This workshop was designed and facilitated by Dr Alice Brawley-Chesworth, Postdoctoral Researcher and representative on the DCU Institute for Climate and Society governing board and ENHANCE Researcher. She is the author of this report.

The DCU Institute for Climate and Society focuses on social science and humanities perspectives on the climate crisis. Every year, members who are early in their careers, defined as PhD students and post-doctoral researchers, gather for a day of activities. As the postdoctoral representative on the governing board, I worked with the PhD representative to plan the 2025 event. We used the Futures Workshop framework to help attendees envision the careers they want to create for themselves and identify some practical steps they can take to get started.
I called it a micro-future workshop because we only had three hours to work with. The event was held on 11 December 2025 and was divided into three roughly equal one-hour sessions, followed by lunch. Sixteen people attended, including three speakers who were not early in their careers. These speakers were included in the first two phases and left before the final phase began.
The workshop was adapted into three phases: Preparation, Critique, and a combined Fantasy and Planning phase.
The Preparation phase focused on helping participants feel comfortable and get to know each other. We began with a short welcome and introduction, explaining the main goals of the day: building connections and thinking about future careers. Most of this phase was spent on an introductory exercise designed to ensure everyone spoke with many people in the room. Participants tried to tick off items on a list using only one person per item. The list included personal experiences, family background, and personal characteristics.
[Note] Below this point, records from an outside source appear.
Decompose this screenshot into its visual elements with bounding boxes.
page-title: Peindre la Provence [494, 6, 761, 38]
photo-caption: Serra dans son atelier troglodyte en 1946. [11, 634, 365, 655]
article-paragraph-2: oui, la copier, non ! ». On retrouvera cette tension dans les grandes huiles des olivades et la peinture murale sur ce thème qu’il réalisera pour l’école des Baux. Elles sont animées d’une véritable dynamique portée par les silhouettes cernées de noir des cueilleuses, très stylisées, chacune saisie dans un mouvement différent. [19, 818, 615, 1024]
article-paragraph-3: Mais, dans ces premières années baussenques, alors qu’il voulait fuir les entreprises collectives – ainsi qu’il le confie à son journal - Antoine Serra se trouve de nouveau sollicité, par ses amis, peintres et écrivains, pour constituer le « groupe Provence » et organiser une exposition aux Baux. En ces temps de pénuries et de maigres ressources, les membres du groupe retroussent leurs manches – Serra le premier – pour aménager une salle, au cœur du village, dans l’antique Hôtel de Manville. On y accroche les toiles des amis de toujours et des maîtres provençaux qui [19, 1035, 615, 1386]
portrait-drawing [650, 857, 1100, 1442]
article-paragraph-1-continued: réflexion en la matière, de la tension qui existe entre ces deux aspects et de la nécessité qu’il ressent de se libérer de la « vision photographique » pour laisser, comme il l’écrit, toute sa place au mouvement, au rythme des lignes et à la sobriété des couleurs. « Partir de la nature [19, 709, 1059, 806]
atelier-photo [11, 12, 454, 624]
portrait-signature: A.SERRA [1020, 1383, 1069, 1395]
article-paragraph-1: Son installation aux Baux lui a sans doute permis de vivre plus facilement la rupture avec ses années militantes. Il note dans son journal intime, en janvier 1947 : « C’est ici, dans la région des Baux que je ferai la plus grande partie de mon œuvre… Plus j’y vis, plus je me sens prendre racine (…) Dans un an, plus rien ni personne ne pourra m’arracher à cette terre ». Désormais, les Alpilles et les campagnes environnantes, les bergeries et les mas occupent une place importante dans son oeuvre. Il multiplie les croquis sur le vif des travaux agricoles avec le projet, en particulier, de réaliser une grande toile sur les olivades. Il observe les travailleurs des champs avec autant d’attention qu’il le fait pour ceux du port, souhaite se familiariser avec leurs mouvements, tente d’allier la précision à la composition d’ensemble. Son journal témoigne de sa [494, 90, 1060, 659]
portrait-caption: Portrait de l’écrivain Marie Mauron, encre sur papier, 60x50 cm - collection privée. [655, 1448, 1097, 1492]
Besides breaking the ice, this allowed people to discover unexpected things they had in common, even if it was simply that they had both never learned how to swim.
This part of the day was very successful. People quickly began laughing together and finding shared interests. We discovered that nobody in the room had a tattoo, knew how to scuba dive, or had been skydiving, and a shared identity of ‘not being risk-takers emerged. Conversations during this phase revealed a common theme: the difficulty of being highly educated while having limited work experience, alongside the precarity of early-career academic employment. This led naturally into the critique phase.
The Critique phase combined reflection with conversations about career options. Three speakers were invited to talk about their post-PhD careers, sharing challenges, successes, and advice. Two were relatively early in their careers, while the third had completed a PhD after a career outside academia. A strong theme across all talks was flexibility and the importance of being open to unexpected opportunities, rather than focusing too narrowly on a traditional postdoc-to-professor pathway.
Due to time constraints, the Fantasy and Planning phases were combined. Participants wrote a newspaper article set in 2050 about their future selves receiving an award, using broad definitions of success such as solving societal problems, mentoring others, or contributing to a more just society. They then identified one or two actions they could take in the next three months to start moving in that direction.
While we did not collect these ideas, participants were highly engaged and supportive of one another. Overall, the workshop achieved what was possible within the limited time available and highlighted the potential value of making this type of reflective space a more regular feature in the future.
I think we were successful in accomplishing what we could in the time allotted without anything feeling rushed. I’m glad I did this workshop after our meeting in Kaunas, as hearing other researchers talk about how they were flexible with the structure helped me feel more comfortable changing things so that it fit the time and resources available.